Traditionally, economic activities are viewed as being motivated because they provide means for human welfare, or simply because they make profit possible. Our definition of economic activity as a means to increase entropy production sums up numerous terms just as does the gross national product (GNP), the familiar measure for all produced goods and services. However, we emphasize that not all and every productivity counts for the economic growth measured by entropy production that turns negative,
e.g. due to temporary over production. In a command economy or in a poorly operating market it may take a while before the adverse behaviors are noticed and corrective actions are taken. Indeed, recent studies have revealed that the stability of an economy against incessant endogenous perturbations is compromised when most of its agents are sparsely linked and only a few central hubs have a large number of connections [
100,
101]. Economic evolution directs naturally toward highly integrated hierarchical systems where statistically independent actions secure maximal flows of energy that rapidly level all accessible gradients of energy. Ensembles of arbitrary actions will be statistically random.

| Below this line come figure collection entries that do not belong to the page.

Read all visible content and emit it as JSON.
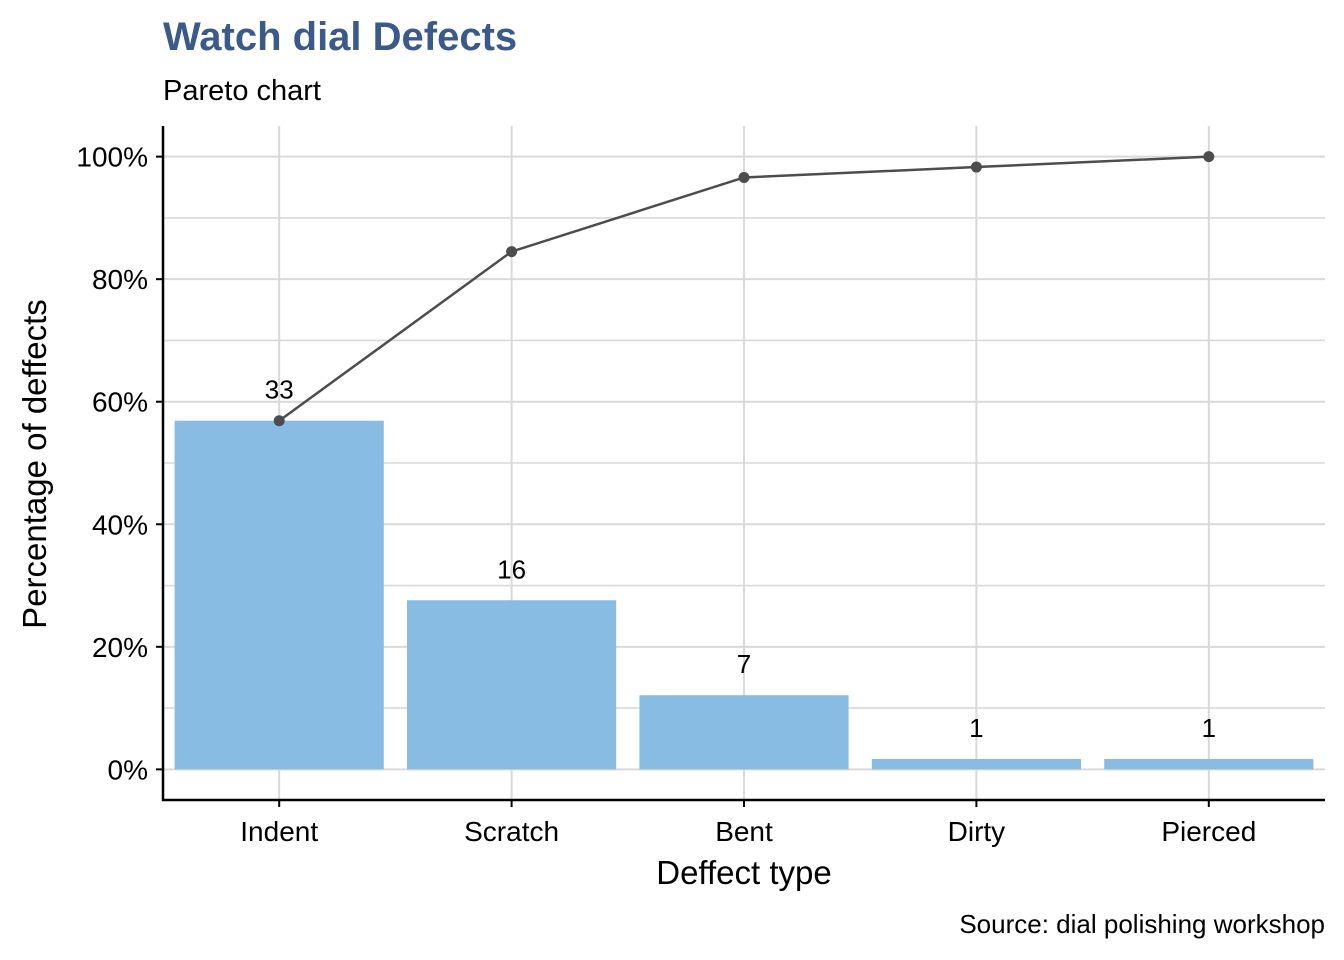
{
  "chart_data": {
    "type": "bar",
    "title": "Watch dial Defects",
    "subtitle": "Pareto chart",
    "caption": "Source: dial polishing workshop",
    "xlabel": "Deffect type",
    "ylabel": "Percentage of deffects",
    "categories": [
      "Indent",
      "Scratch",
      "Bent",
      "Dirty",
      "Pierced"
    ],
    "counts": [
      33,
      16,
      7,
      1,
      1
    ],
    "series": [
      {
        "type": "bar",
        "values": [
          56.9,
          27.6,
          12.1,
          1.7,
          1.7
        ]
      },
      {
        "type": "line",
        "values": [
          56.9,
          84.5,
          96.6,
          98.3,
          100.0
        ]
      }
    ],
    "yticks": [
      "0%",
      "20%",
      "40%",
      "60%",
      "80%",
      "100%"
    ],
    "ylim": [
      -5,
      105
    ],
    "grid": true,
    "colors": {
      "bar": "#89BCE3",
      "line": "#4D4D4D",
      "title": "#3A5A8C",
      "grid": "#D9D9D9"
    }
  }
}
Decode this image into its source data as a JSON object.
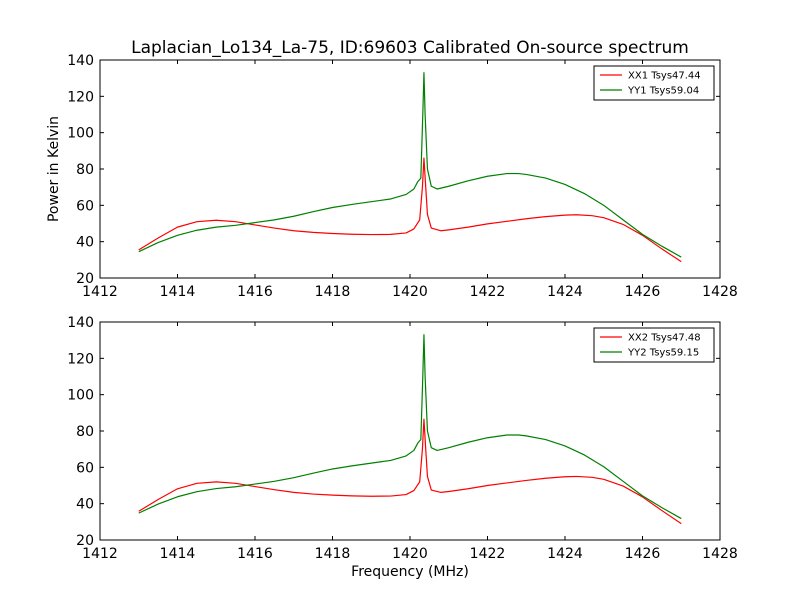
{
  "title": "Laplacian_Lo134_La-75, ID:69603 Calibrated On-source spectrum",
  "colors": {
    "red": "#ff0000",
    "green": "#008000"
  },
  "chart_data": [
    {
      "type": "line",
      "title": "Laplacian_Lo134_La-75, ID:69603 Calibrated On-source spectrum",
      "xlabel": "",
      "ylabel": "Power in Kelvin",
      "xlim": [
        1412,
        1428
      ],
      "ylim": [
        20,
        140
      ],
      "xticks": [
        1412,
        1414,
        1416,
        1418,
        1420,
        1422,
        1424,
        1426,
        1428
      ],
      "yticks": [
        20,
        40,
        60,
        80,
        100,
        120,
        140
      ],
      "legend": "top-right",
      "grid": false,
      "series": [
        {
          "name": "XX1 Tsys47.44",
          "color": "#ff0000",
          "points": [
            [
              1413.0,
              35.5
            ],
            [
              1413.5,
              42.0
            ],
            [
              1414.0,
              48.0
            ],
            [
              1414.5,
              51.0
            ],
            [
              1415.0,
              51.8
            ],
            [
              1415.5,
              51.0
            ],
            [
              1416.0,
              49.2
            ],
            [
              1416.5,
              47.5
            ],
            [
              1417.0,
              46.0
            ],
            [
              1417.5,
              45.1
            ],
            [
              1418.0,
              44.5
            ],
            [
              1418.5,
              44.1
            ],
            [
              1419.0,
              43.9
            ],
            [
              1419.5,
              44.0
            ],
            [
              1419.9,
              44.8
            ],
            [
              1420.1,
              47.0
            ],
            [
              1420.25,
              52.0
            ],
            [
              1420.32,
              70.0
            ],
            [
              1420.36,
              86.0
            ],
            [
              1420.4,
              72.0
            ],
            [
              1420.45,
              55.0
            ],
            [
              1420.55,
              47.5
            ],
            [
              1420.8,
              46.0
            ],
            [
              1421.0,
              46.5
            ],
            [
              1421.5,
              48.0
            ],
            [
              1422.0,
              49.8
            ],
            [
              1422.5,
              51.2
            ],
            [
              1423.0,
              52.6
            ],
            [
              1423.5,
              53.8
            ],
            [
              1424.0,
              54.6
            ],
            [
              1424.3,
              54.8
            ],
            [
              1424.7,
              54.3
            ],
            [
              1425.0,
              53.2
            ],
            [
              1425.5,
              49.5
            ],
            [
              1426.0,
              43.5
            ],
            [
              1426.5,
              36.0
            ],
            [
              1427.0,
              29.0
            ]
          ]
        },
        {
          "name": "YY1 Tsys59.04",
          "color": "#008000",
          "points": [
            [
              1413.0,
              34.5
            ],
            [
              1413.5,
              39.5
            ],
            [
              1414.0,
              43.5
            ],
            [
              1414.5,
              46.3
            ],
            [
              1415.0,
              48.0
            ],
            [
              1415.5,
              49.0
            ],
            [
              1416.0,
              50.5
            ],
            [
              1416.5,
              52.0
            ],
            [
              1417.0,
              54.0
            ],
            [
              1417.5,
              56.5
            ],
            [
              1418.0,
              58.8
            ],
            [
              1418.5,
              60.5
            ],
            [
              1419.0,
              62.0
            ],
            [
              1419.5,
              63.5
            ],
            [
              1419.9,
              66.0
            ],
            [
              1420.1,
              69.0
            ],
            [
              1420.2,
              73.0
            ],
            [
              1420.28,
              75.0
            ],
            [
              1420.33,
              110.0
            ],
            [
              1420.36,
              133.0
            ],
            [
              1420.39,
              110.0
            ],
            [
              1420.45,
              80.0
            ],
            [
              1420.55,
              70.5
            ],
            [
              1420.7,
              69.0
            ],
            [
              1421.0,
              70.5
            ],
            [
              1421.5,
              73.5
            ],
            [
              1422.0,
              76.0
            ],
            [
              1422.5,
              77.5
            ],
            [
              1422.8,
              77.5
            ],
            [
              1423.0,
              77.0
            ],
            [
              1423.5,
              75.0
            ],
            [
              1424.0,
              71.5
            ],
            [
              1424.5,
              66.5
            ],
            [
              1425.0,
              60.0
            ],
            [
              1425.5,
              52.0
            ],
            [
              1426.0,
              44.0
            ],
            [
              1426.5,
              37.5
            ],
            [
              1427.0,
              31.5
            ]
          ]
        }
      ]
    },
    {
      "type": "line",
      "title": "",
      "xlabel": "Frequency (MHz)",
      "ylabel": "",
      "xlim": [
        1412,
        1428
      ],
      "ylim": [
        20,
        140
      ],
      "xticks": [
        1412,
        1414,
        1416,
        1418,
        1420,
        1422,
        1424,
        1426,
        1428
      ],
      "yticks": [
        20,
        40,
        60,
        80,
        100,
        120,
        140
      ],
      "legend": "top-right",
      "grid": false,
      "series": [
        {
          "name": "XX2 Tsys47.48",
          "color": "#ff0000",
          "points": [
            [
              1413.0,
              35.8
            ],
            [
              1413.5,
              42.3
            ],
            [
              1414.0,
              48.2
            ],
            [
              1414.5,
              51.2
            ],
            [
              1415.0,
              52.0
            ],
            [
              1415.5,
              51.2
            ],
            [
              1416.0,
              49.4
            ],
            [
              1416.5,
              47.7
            ],
            [
              1417.0,
              46.2
            ],
            [
              1417.5,
              45.3
            ],
            [
              1418.0,
              44.7
            ],
            [
              1418.5,
              44.3
            ],
            [
              1419.0,
              44.1
            ],
            [
              1419.5,
              44.2
            ],
            [
              1419.9,
              45.0
            ],
            [
              1420.1,
              47.2
            ],
            [
              1420.25,
              52.0
            ],
            [
              1420.32,
              70.0
            ],
            [
              1420.36,
              86.5
            ],
            [
              1420.4,
              72.0
            ],
            [
              1420.45,
              55.0
            ],
            [
              1420.55,
              47.5
            ],
            [
              1420.8,
              46.2
            ],
            [
              1421.0,
              46.7
            ],
            [
              1421.5,
              48.2
            ],
            [
              1422.0,
              50.0
            ],
            [
              1422.5,
              51.4
            ],
            [
              1423.0,
              52.8
            ],
            [
              1423.5,
              54.0
            ],
            [
              1424.0,
              54.8
            ],
            [
              1424.3,
              55.0
            ],
            [
              1424.7,
              54.5
            ],
            [
              1425.0,
              53.4
            ],
            [
              1425.5,
              49.7
            ],
            [
              1426.0,
              43.7
            ],
            [
              1426.5,
              36.2
            ],
            [
              1427.0,
              29.0
            ]
          ]
        },
        {
          "name": "YY2 Tsys59.15",
          "color": "#008000",
          "points": [
            [
              1413.0,
              34.8
            ],
            [
              1413.5,
              39.8
            ],
            [
              1414.0,
              43.8
            ],
            [
              1414.5,
              46.6
            ],
            [
              1415.0,
              48.3
            ],
            [
              1415.5,
              49.3
            ],
            [
              1416.0,
              50.8
            ],
            [
              1416.5,
              52.3
            ],
            [
              1417.0,
              54.3
            ],
            [
              1417.5,
              56.8
            ],
            [
              1418.0,
              59.1
            ],
            [
              1418.5,
              60.8
            ],
            [
              1419.0,
              62.3
            ],
            [
              1419.5,
              63.8
            ],
            [
              1419.9,
              66.3
            ],
            [
              1420.1,
              69.3
            ],
            [
              1420.2,
              73.3
            ],
            [
              1420.28,
              75.3
            ],
            [
              1420.33,
              110.0
            ],
            [
              1420.36,
              133.0
            ],
            [
              1420.39,
              110.0
            ],
            [
              1420.45,
              80.0
            ],
            [
              1420.55,
              70.8
            ],
            [
              1420.7,
              69.3
            ],
            [
              1421.0,
              70.8
            ],
            [
              1421.5,
              73.8
            ],
            [
              1422.0,
              76.3
            ],
            [
              1422.5,
              77.8
            ],
            [
              1422.8,
              77.8
            ],
            [
              1423.0,
              77.3
            ],
            [
              1423.5,
              75.3
            ],
            [
              1424.0,
              71.8
            ],
            [
              1424.5,
              66.8
            ],
            [
              1425.0,
              60.3
            ],
            [
              1425.5,
              52.3
            ],
            [
              1426.0,
              44.3
            ],
            [
              1426.5,
              37.8
            ],
            [
              1427.0,
              31.8
            ]
          ]
        }
      ]
    }
  ]
}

Information deserves no special status in the thermodynamic description of economic activities. Information in its physical representations is a commodity like any other, although its value, measured by entropy increase resulting from instructed actions is often high [
40]. Information asymmetry [
102] means that informed agents are simply more appropriately equipped with mechanisms than their uninformed counterparts. Adverse selection,
e.g., encountered in the principal-agent problem, follows from the subjective nature of decision making that is an inherent characteristic of changing open systems. It is in the interest of the economic system to use various mechanisms, including those that are referred to as rules, traditions and legislation, to promote growth, on the one hand by protecting owner’s rights in accumulating aggregates that are needed to assemble powerful mechanisms, and on the other hand by ensuring that its agents are informed and equipped with adequate mechanisms,
e.g. acquired during education.
Utility, that essential but elusive concept, is herein identified with the rate of entropy production; the ultimate but invisible incentive is to disperse energy. Economies evolve by diminishing free energy, equivalent ultimately to increasing entropy, toward more probable distributions of matter under an influx of energy. This reasoning, based on statistical physics, does not undervalue decision making in directing economic activities but allows us to rationalize or framework human behavior.
It is not surprising that a statistical description yields statistical laws and regularities that are characteristic of diverse economic systems, but it is intriguing that the same theory also provides insight into the decision making by individual agents. The self-similar hierarchical formalism considers an individual as a system of its own whose decision making results from a natural process eventually driven by many, and even conflicting, forces. This naturalized view of economic activity, however, does not deny the concept of free will but realizes that it is constrained by bearing free energy configurations.